Rosina, ottantaseienne, assiste da dieci anni il marito semiallettato. Mentre completo la mia visita, si parla del più e del meno e, ad un certo punto, Rosina dice: “Dotto’… noi abbiamo lavorato sempre”.
Vabbò, penso; ma mentre scendo le scale le parole mi risuonano. Che vuol dire ‘ho lavorato sempre’?
Intanto realizzo che c’è una sfumatura diversa, rispetto all’apparentemente simile ‘ho sempre lavorato’ e mi vengono alla mente immagini di famiglia. Perchè ‘lavorare sempre’ significa aiutare quando si è bambini, poi imparare un mestiere a quattordici anni, poi un lavoretto regolare a venti, con malattia, contributi e ferie, ma andare la domenica a fare qualcosina in nero da un amico, e intanto aggiustare il giardino o mettere su i mattoni della casetta o cucinare e lavare. Con tutto questo, fare anche dei figli e crescerli.
“Lavorare sempre” è diverso da “ho sempre lavorato”
Come mia madre, come le mie zie, come mio padre, che non è quasi mai andato in vacanza. Come me, accidenti!
“Ma come, sempre al chiodo. Guarda che c’è altro nella vita…”.
Lo so: ma questo ‘altro’ è nel lavoro. Avere a che fare con gli altri, imparare, crescere, vedersi agire, scoprire le proprie capacità e incapacità. Fare esperienza e ricavarne dei ragionamenti. A che mi serve una vacanza?
Ma oramai sono di un’altra generazione e forse non capisco il mondo attuale.
In effetti, il lavoro era diverso, anzi, era diversa la cultura del lavoro. Concepito come mezzo di puro sostentamento, si veniva al mondo introiettando con gli esempi della vita quotidiana la maledizione della fatica. Ma poi, in qualche modo, se ne usciva, scoprendo la fiducia nelle proprie risorse. E perciò Pippetto, nostro amico che faceva il barista quando noi andavamo al liceo, un giorno mi disse (anche lui): “A me il lavoro non spaventa… io ho lavorato sempre”.
Nel tempo, Pippetto ha visto che, oltre che sostentamento, il lavoro procurava l’utile e perfino l’inutile.
Ecco i lavoretti della domenica. Non solo.
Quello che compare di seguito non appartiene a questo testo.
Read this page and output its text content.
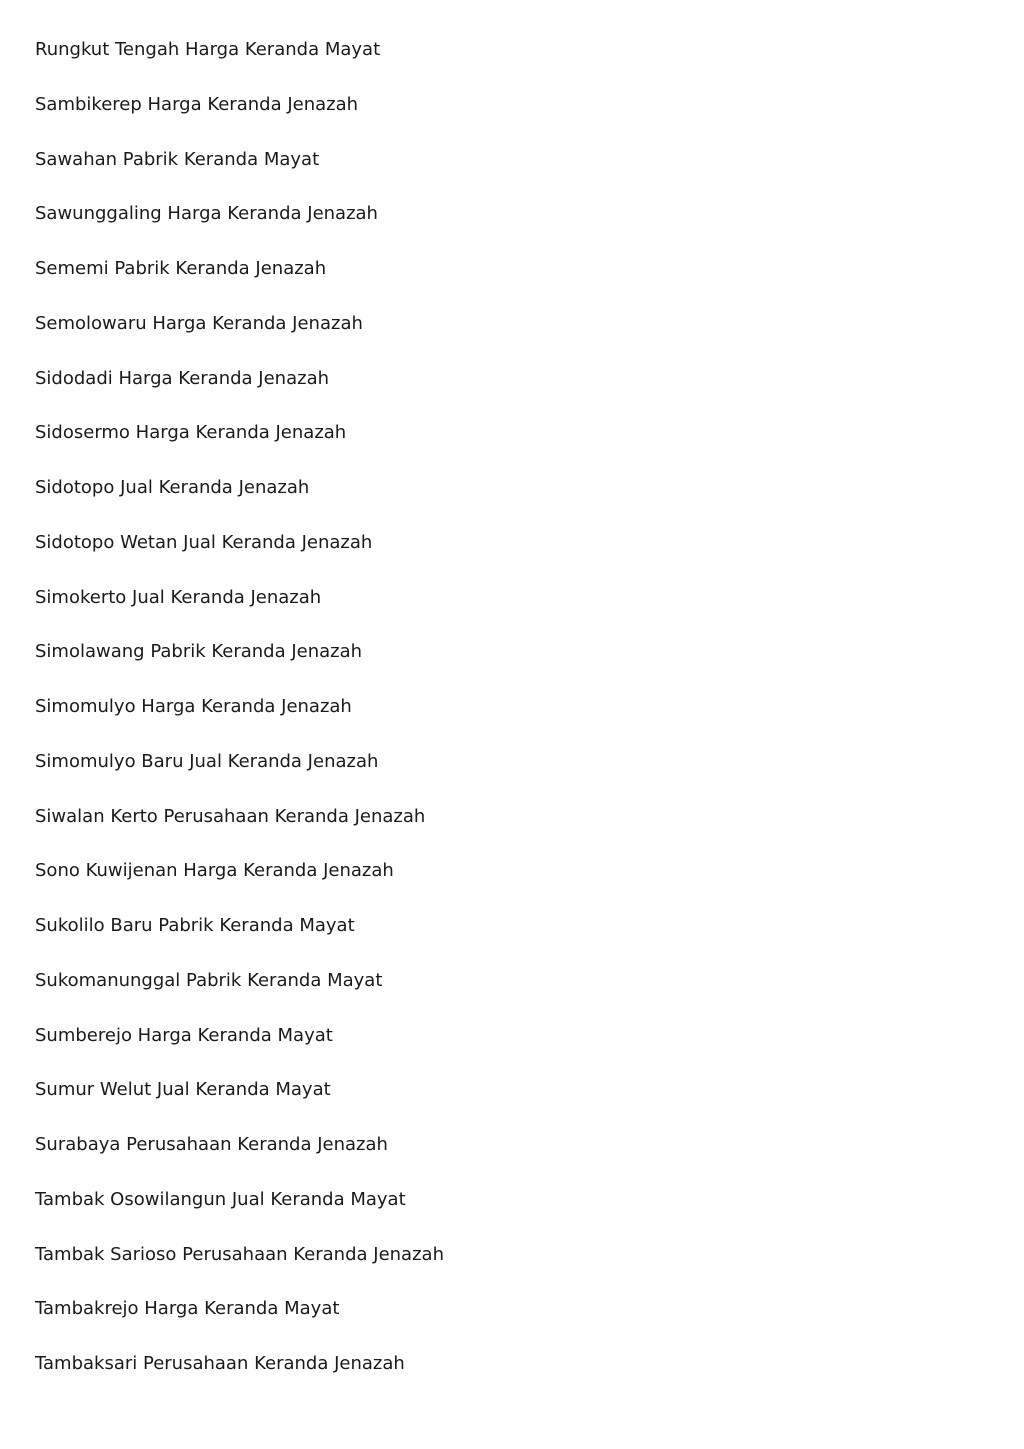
Rungkut Tengah Harga Keranda Mayat
Sambikerep Harga Keranda Jenazah
Sawahan Pabrik Keranda Mayat
Sawunggaling Harga Keranda Jenazah
Sememi Pabrik Keranda Jenazah
Semolowaru Harga Keranda Jenazah
Sidodadi Harga Keranda Jenazah
Sidosermo Harga Keranda Jenazah
Sidotopo Jual Keranda Jenazah
Sidotopo Wetan Jual Keranda Jenazah
Simokerto Jual Keranda Jenazah
Simolawang Pabrik Keranda Jenazah
Simomulyo Harga Keranda Jenazah
Simomulyo Baru Jual Keranda Jenazah
Siwalan Kerto Perusahaan Keranda Jenazah
Sono Kuwijenan Harga Keranda Jenazah
Sukolilo Baru Pabrik Keranda Mayat
Sukomanunggal Pabrik Keranda Mayat
Sumberejo Harga Keranda Mayat
Sumur Welut Jual Keranda Mayat
Surabaya Perusahaan Keranda Jenazah
Tambak Osowilangun Jual Keranda Mayat
Tambak Sarioso Perusahaan Keranda Jenazah
Tambakrejo Harga Keranda Mayat
Tambaksari Perusahaan Keranda Jenazah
La consapevolezza che tutto usciva dal suo sudore e dalle sue mani gli dava una sicurezza e un orgoglio che, da grande, l’avrebbe portato in piazza a pretendere delle cose. Tipo un Statuto dei Lavoratori o una Riforma Sanitaria.
Oggi Pippetto è pensionato.
Pensionato da molti anni, da quando ne aveva cinquantotto, e questo a qualcuno può sembrare un lusso. Pippetto, a volte, si indigna troppo per i servizi che peggiorano e sembra volere chissà cosa. Ma io lo so il perché. È perché, di quel poco che ora ha, nessuno gli ha mai regalato nulla. Nelle sue mani rovinate e nell’artrosi che io gli curo c’è la storia delle sue domeniche e delle sue lotte.
A molte persone, oggi, capita di lavorare la domenica, non per guadagnarsi l’inutile ma per obbligo globalista o per il bisogno di superfluo: la vecchia maledizione della fatica, rientrata dalla finestra. E, per una volta, non mi sento di praticare quello sport che mi piace tanto e che consiste nel dire male a partiti e sindacati.
No, perchè è responsabilità personale quella di avere consapevolezza della propria fatica e pretendere il corrispettivo in diritti.
Oggi non ci si iscrive al sindacato perché, tanto, che può fare. Però si può sempre autoconvocarsi sui social e trovarsi a protestare davanti ai palazzi del Potere. Mostrando a Lorsignori le palme delle mani con i calli.
‘Lavorare sempre’.
Io sogno un mondo nel quale il lavoro non sarà più necessario. Ma l’obiettivo non è a portata di mano.